We could be only at Saint-Sulpice, the huge Italianate edifice in the 6th arrondissement, just a couple of blocks north of the Luxembourg Gardens. It was constructed from 1646 through the 1770s and is the second largest church in Paris after Notre-Dame. Artistically, St-Sulpice is distinguished by the extraordinary frescoes painted by Eugène Delacroix.
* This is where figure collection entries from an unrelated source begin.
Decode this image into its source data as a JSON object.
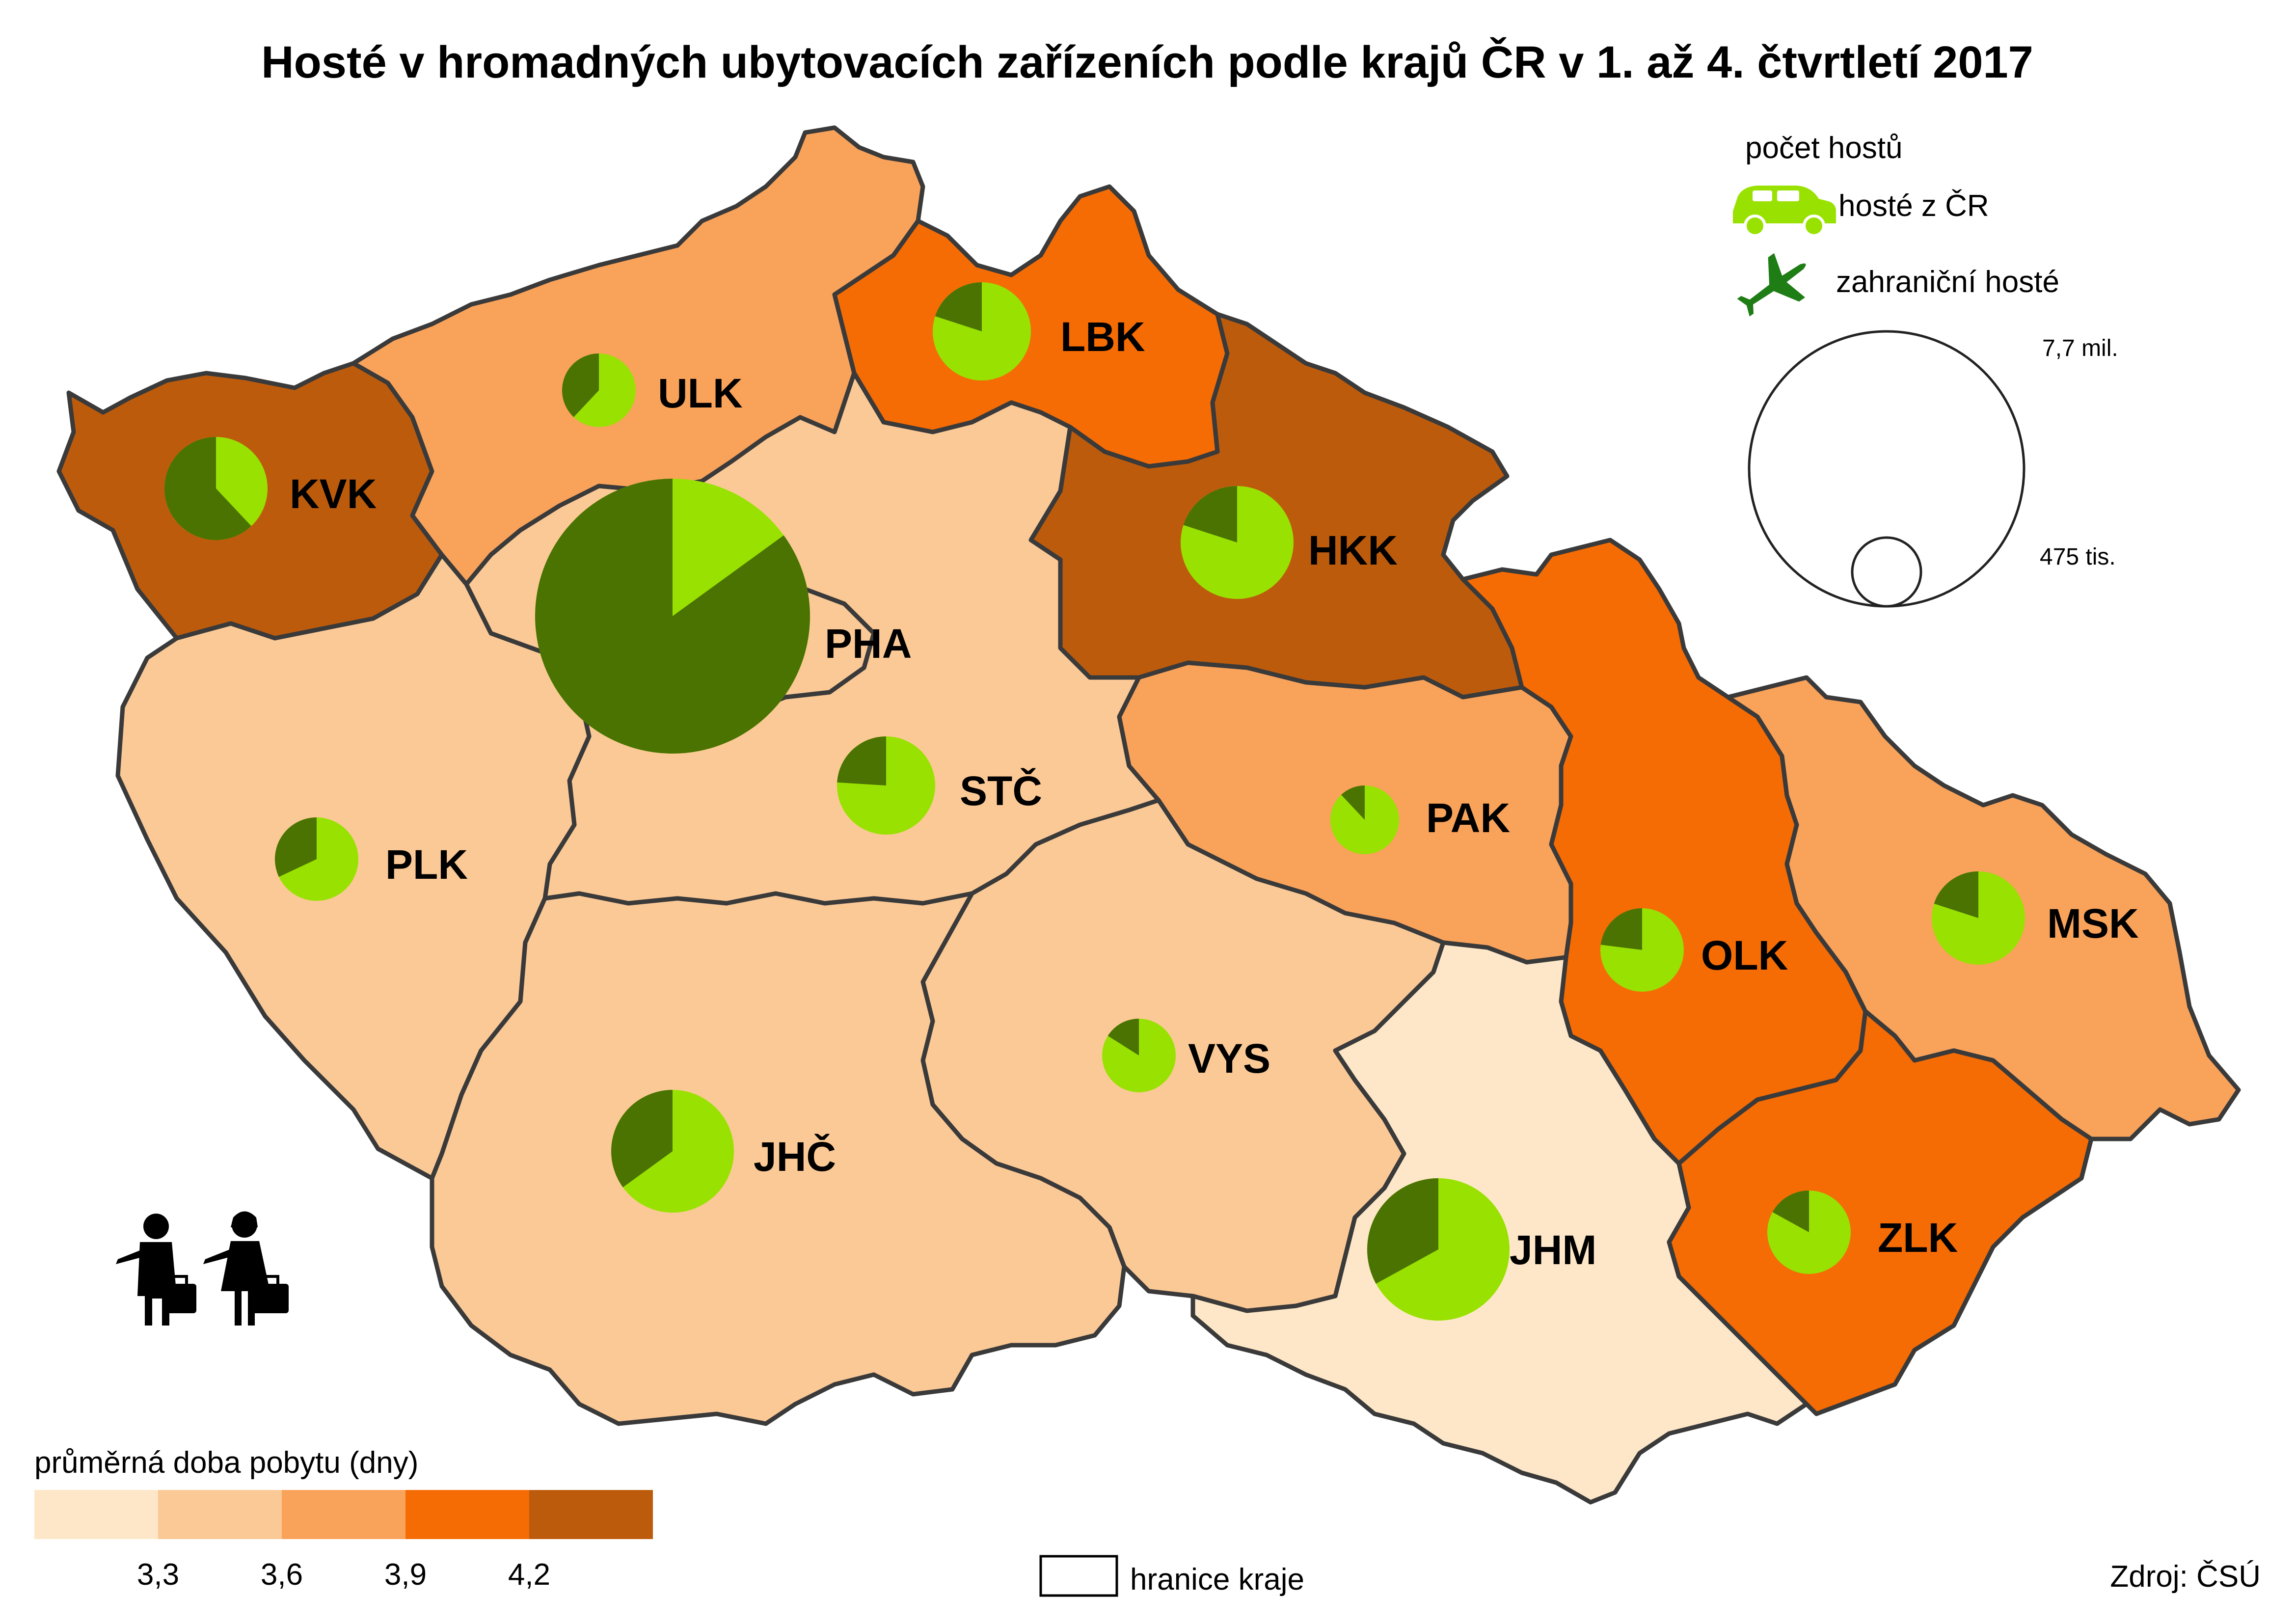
{
  "title": "Hosté v hromadných ubytovacích zařízeních podle krajů ČR v 1. až 4. čtvrtletí 2017",
  "legend_symbols": {
    "heading": "počet hostů",
    "domestic_label": "hosté z ČR",
    "foreign_label": "zahraniční hosté",
    "size_large_label": "7,7 mil.",
    "size_small_label": "475 tis."
  },
  "legend_classes": {
    "heading": "průměrná doba pobytu (dny)",
    "breaks": [
      "3,3",
      "3,6",
      "3,9",
      "4,2"
    ],
    "colors": [
      "#FDE7C8",
      "#FBC996",
      "#F9A25A",
      "#F56B04",
      "#BD5B0C"
    ]
  },
  "boundary_legend": "hranice kraje",
  "source": "Zdroj: ČSÚ",
  "colors": {
    "domestic": "#99E101",
    "foreign": "#4A7301",
    "border": "#3a3a3a"
  },
  "regions": [
    {
      "code": "KVK",
      "class": 4,
      "foreign_share": 0.62
    },
    {
      "code": "ULK",
      "class": 2,
      "foreign_share": 0.38
    },
    {
      "code": "LBK",
      "class": 3,
      "foreign_share": 0.2
    },
    {
      "code": "HKK",
      "class": 4,
      "foreign_share": 0.2
    },
    {
      "code": "PHA",
      "class": 1,
      "foreign_share": 0.85
    },
    {
      "code": "STČ",
      "class": 1,
      "foreign_share": 0.24
    },
    {
      "code": "PLK",
      "class": 1,
      "foreign_share": 0.32
    },
    {
      "code": "PAK",
      "class": 2,
      "foreign_share": 0.12
    },
    {
      "code": "OLK",
      "class": 3,
      "foreign_share": 0.23
    },
    {
      "code": "MSK",
      "class": 2,
      "foreign_share": 0.2
    },
    {
      "code": "VYS",
      "class": 1,
      "foreign_share": 0.16
    },
    {
      "code": "JHČ",
      "class": 1,
      "foreign_share": 0.35
    },
    {
      "code": "JHM",
      "class": 0,
      "foreign_share": 0.33
    },
    {
      "code": "ZLK",
      "class": 3,
      "foreign_share": 0.17
    }
  ]
}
A 19th-century watercolor of St-Sulpice by François-Étienne Villeret
Those of you who read The DaVinci Code will recall that Silas the monk used the Rose Line as a reference point in his quest for the Holy Grail. You can retrace his path north across the nave and transept to an obelisk next to the statue of St Peter. The astronomical gnomen (Rose Line) of Saint-Sulpice was commissioned in 1727 in order to determine the exact date of Easter along with the winter and summer equinoxes; Easter is always the first Sunday after the first full moon after the vernal equinox – but you knew that, right? Note – a gnomon is the part of a sundial that casts the shadow (gnomon is a Greek word meaning "indicator"). In the south transept window a small opening with a lens was set up, so that a ray of sunlight shines onto the brass line. At noon on the winter solstice (December 21), the ray of light touches the brass line on the obelisk. At noon on the equinoxes (March 21 and September 21), the ray touches an oval plate of copper in the floor near the altar. Constructed by the English clock-maker and astronomer Henry Sully, the gnomon was also used for various scientific measurements. This secular use may have protected Saint-Sulpice from being destroyed during the French Revolution.
Oh, and not only do the two spires not match architecturally, they are of different heights. The one on the left is a bell tower. Weird.
And be sure to check out the two large shells (holy water receptacles) given to King François I by the Republic of Venice. These two shells rest on rock-like bases, sculpted by Jean-Baptiste Pigalle, who had the unfortunate distinction of lending his name to the infamous red-light district near Montmartre.